A Photographic Memory

Directed by Rachel Elizabeth Seed. 

Thirty years after her mother’s death, photographer Rachel Elizabeth Seed discovers her mother Sheila Turner-Seed’s work—interviews with some of the greatest photographers of the 20th Century, including Henri Cartier-Bresson and W. Eugene Smith—in her father’s garage. When she threads the audio reels and presses play, she hears her mother’s voice for the first time since she was a baby. Rachel finds it familiar and comforting, and is transformed by the experience. Wanting to know more about her mother and to revitalize and honor her work, Rachel revisits the photographers, as well as her mother’s friends and family, to learn who Sheila was while also looking at how photography can help preserve memory and reconnect us with those we have lost. Through this process, Rachel gains a sense of connection to her mother by discovering how much they have in common: their looks, ambition, career paths, and desire to settle down and have a family. However, in order to move on with her own life, Rachel comes to realize she must set herself apart from Sheila, and to do that must find out if she has the same genetic predisposition to early death that took her mother’s life. Rachel’s ability to forge her own path hinges on these medical results.
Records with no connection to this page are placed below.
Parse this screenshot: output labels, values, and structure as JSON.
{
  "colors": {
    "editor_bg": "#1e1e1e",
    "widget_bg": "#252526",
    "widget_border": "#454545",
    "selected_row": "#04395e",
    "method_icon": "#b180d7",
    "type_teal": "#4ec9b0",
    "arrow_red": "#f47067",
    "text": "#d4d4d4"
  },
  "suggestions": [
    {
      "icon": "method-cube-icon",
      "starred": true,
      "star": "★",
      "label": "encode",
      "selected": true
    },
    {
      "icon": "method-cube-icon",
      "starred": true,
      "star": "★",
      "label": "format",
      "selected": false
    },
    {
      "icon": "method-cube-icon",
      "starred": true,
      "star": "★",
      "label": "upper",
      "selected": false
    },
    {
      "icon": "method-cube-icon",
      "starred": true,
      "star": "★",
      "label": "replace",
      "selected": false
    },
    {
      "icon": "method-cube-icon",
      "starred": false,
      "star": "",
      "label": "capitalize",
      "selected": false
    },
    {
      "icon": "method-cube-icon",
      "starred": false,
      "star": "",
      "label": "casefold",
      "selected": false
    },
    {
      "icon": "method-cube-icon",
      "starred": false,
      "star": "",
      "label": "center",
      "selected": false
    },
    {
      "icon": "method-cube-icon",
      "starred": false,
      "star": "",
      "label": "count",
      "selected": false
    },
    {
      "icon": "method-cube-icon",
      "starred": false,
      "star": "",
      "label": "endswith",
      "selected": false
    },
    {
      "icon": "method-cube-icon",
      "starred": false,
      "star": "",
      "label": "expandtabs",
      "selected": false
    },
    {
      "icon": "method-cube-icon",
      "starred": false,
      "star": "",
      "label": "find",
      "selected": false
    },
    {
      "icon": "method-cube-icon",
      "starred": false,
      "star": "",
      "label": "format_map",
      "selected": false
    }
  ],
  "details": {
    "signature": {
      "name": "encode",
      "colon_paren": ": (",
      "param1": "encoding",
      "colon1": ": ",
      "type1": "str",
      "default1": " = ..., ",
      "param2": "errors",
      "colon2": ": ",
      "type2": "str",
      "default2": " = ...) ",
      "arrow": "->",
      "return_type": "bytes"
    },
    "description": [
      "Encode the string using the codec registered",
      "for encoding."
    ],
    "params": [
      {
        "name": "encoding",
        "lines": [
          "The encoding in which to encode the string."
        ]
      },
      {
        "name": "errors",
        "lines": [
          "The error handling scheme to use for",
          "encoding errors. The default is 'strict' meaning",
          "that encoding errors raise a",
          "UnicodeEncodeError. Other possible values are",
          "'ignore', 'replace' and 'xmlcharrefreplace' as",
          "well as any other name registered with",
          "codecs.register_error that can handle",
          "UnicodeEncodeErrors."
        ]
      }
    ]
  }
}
During the course of the film, the viewer accompanies Rachel as she tracks down New York street photographer Bruce Davidson, British war photographer Don McCullin, National Geographic’s William Albert Allard, International Center of Photography founder and photographer Cornell Capa, and Henri Cartier-Bresson’s widow, Magnum photographer, Martine Franck. Rachel also visits her mother’s family, friends and colleagues to expand on her knowledge about Sheila as a friend, lover, artist and relative. Interwoven with Rachel’s interviews are Sheila’s groundbreaking conversations with the photographers; Kodachrome Super 8 home movies; photographs by the featured photographers; Sheila’s prolific contact sheets and negatives that provide a visual journal of her last years; audio letters; and excerpts from her mother’s journals. This media is edited into a posthumous, nonlinear, mother-daughter collaboration that revitalizes Sheila’s creative legacy and speaks to the themes of memory, loss, and inheritance, and what it means to grow up motherless.